Picture it. I am being assessed by the crisis team or by Nurseman Mike. NMM has already said it is out of hand. He contacted the duty Psych before as he thought I was heading towards admission. He contacted Crisis team and made them come see me the next day at the appointment with Dr. They ask me what I have in place at the moment and I say I had but I stopped attending and taking meds. They are going to go for section aren't they?
No matter what people tell me about not having to go to counselling, not having to take the meds, not having to go see a Psychiatrist. I do! Yes, I could stop seeing them. But I know it's only a matter of time before I am back at the ED after cutting and being assessed again. So I feel as though I am told I have a choice in all of this. Well I don't really do I? Where is that choice?

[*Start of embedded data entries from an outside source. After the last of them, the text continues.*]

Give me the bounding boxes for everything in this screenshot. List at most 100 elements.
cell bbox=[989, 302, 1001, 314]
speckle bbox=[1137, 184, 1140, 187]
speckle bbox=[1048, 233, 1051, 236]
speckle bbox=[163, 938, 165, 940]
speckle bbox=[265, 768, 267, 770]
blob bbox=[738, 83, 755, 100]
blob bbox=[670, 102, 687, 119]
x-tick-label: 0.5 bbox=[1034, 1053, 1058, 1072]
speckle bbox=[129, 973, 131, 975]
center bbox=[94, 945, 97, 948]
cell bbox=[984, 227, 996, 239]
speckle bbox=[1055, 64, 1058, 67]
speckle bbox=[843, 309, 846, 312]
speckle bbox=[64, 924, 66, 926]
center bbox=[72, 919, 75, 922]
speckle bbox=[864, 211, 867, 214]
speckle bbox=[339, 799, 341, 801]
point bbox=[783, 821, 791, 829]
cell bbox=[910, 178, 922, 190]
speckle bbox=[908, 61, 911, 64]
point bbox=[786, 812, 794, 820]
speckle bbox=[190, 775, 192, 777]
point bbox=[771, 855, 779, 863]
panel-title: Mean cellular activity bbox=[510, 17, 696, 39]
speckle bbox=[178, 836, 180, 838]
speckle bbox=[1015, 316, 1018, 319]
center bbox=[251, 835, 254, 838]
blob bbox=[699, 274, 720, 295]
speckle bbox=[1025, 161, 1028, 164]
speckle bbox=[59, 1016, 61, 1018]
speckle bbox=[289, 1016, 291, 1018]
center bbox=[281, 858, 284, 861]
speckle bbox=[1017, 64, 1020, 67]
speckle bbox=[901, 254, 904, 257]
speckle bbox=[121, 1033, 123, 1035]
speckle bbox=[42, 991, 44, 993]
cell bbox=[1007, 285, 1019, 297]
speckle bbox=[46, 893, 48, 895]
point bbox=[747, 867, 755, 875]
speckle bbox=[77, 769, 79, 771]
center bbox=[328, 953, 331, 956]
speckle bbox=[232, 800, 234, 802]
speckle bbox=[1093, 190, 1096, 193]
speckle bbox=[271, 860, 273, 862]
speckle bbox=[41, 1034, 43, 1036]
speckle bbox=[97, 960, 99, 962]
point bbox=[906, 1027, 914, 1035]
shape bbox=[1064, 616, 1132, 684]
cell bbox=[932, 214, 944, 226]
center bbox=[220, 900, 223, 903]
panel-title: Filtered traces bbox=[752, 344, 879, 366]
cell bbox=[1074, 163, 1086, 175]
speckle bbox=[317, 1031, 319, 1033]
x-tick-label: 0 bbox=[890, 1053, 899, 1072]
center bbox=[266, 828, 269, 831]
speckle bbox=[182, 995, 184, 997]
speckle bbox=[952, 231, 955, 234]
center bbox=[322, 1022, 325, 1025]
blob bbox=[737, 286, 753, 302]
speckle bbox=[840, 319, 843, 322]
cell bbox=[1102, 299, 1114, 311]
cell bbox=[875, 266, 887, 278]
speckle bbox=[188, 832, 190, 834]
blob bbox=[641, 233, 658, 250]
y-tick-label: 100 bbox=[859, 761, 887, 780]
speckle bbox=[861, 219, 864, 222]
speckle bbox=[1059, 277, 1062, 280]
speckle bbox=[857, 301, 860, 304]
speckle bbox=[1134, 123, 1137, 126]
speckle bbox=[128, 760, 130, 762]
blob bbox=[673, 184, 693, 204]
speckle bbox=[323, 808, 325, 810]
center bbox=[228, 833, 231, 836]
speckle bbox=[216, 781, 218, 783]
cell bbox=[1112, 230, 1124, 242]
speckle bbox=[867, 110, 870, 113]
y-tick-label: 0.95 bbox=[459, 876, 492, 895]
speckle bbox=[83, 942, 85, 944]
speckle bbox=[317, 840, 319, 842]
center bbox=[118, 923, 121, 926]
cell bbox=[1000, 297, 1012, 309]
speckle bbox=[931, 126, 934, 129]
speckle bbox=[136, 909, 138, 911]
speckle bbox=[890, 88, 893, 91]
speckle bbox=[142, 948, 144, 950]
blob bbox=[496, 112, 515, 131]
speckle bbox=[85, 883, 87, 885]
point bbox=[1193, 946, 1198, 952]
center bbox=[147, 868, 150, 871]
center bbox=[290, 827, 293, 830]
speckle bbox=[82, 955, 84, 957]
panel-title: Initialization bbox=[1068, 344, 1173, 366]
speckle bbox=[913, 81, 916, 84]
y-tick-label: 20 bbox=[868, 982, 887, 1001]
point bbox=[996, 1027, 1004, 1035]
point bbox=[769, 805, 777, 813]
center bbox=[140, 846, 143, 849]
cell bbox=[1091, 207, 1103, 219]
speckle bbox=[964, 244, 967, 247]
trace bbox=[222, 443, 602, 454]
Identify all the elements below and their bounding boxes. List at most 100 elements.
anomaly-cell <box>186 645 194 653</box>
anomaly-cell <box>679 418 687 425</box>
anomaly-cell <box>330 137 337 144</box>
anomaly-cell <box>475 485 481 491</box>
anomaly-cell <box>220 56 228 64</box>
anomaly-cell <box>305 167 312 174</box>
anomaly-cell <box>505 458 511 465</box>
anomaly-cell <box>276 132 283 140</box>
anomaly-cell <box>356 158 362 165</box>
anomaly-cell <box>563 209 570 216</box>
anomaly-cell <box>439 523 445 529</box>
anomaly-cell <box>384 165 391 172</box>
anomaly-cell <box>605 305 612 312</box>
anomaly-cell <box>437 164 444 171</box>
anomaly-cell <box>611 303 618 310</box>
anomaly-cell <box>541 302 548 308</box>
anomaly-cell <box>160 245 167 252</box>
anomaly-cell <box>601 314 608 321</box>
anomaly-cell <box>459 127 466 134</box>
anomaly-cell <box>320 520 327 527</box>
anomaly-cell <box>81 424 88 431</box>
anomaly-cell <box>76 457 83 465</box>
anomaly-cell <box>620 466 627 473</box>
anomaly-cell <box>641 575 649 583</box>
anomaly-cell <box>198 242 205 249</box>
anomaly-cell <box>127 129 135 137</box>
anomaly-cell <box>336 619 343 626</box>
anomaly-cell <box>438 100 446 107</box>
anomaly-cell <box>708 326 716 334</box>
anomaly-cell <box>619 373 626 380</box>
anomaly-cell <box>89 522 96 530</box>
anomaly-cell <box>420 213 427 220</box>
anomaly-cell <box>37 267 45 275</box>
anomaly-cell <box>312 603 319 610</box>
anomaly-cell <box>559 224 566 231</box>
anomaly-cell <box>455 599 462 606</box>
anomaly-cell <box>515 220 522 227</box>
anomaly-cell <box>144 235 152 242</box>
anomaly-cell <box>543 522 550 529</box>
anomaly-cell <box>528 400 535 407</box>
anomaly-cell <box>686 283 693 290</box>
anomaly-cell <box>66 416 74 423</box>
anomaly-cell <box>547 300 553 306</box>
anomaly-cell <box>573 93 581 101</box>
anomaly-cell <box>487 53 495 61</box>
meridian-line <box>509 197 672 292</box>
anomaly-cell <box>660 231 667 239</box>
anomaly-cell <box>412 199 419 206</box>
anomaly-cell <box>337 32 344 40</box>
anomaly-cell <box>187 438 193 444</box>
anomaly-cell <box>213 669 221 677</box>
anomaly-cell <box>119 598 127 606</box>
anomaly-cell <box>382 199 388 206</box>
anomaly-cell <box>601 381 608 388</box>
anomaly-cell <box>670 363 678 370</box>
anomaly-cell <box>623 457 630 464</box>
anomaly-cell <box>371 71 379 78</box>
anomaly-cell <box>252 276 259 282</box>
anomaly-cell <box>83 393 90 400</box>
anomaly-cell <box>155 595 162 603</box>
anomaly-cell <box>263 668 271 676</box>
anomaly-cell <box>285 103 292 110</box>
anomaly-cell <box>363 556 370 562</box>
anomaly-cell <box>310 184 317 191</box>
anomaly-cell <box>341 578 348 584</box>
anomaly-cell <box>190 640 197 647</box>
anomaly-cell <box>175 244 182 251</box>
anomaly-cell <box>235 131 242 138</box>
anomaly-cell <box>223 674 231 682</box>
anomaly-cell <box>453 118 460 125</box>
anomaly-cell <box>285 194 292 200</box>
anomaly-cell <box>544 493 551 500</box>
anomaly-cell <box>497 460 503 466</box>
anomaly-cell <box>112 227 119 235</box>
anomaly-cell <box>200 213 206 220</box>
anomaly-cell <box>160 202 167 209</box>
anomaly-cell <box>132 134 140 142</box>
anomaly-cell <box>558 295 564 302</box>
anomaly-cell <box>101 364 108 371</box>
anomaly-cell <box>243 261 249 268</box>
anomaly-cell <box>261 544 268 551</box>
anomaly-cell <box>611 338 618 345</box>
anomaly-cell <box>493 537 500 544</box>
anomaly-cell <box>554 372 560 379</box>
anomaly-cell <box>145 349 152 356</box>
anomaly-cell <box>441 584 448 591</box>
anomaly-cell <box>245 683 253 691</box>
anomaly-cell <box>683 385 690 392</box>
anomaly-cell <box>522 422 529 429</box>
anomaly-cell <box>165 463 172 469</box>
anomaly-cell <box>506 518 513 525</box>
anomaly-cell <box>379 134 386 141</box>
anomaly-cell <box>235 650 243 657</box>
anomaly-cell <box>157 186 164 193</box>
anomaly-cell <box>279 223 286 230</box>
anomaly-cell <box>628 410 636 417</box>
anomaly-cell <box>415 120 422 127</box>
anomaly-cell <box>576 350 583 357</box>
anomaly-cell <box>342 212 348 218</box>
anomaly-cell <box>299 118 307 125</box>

I know I sound a bit mad here as I have been saying that I want to self harm because I enjoy it. But, even though I have just written about the negative sides or the possible repercussions of it. Yet I still want to. So maybe perhaps there is more than just wanting to and enjoying it.
Fuck. Now I am confusing myself and I am back to square minus 100. Sam keeps telling me I have come on a long way. I really don't see it. I don't see what good counselling will do for me. Maybe I am scared to stop. But of what? Failure? Not having an outlet. I think I have just gone and totally confused myself here. I need to stop thinking!!!!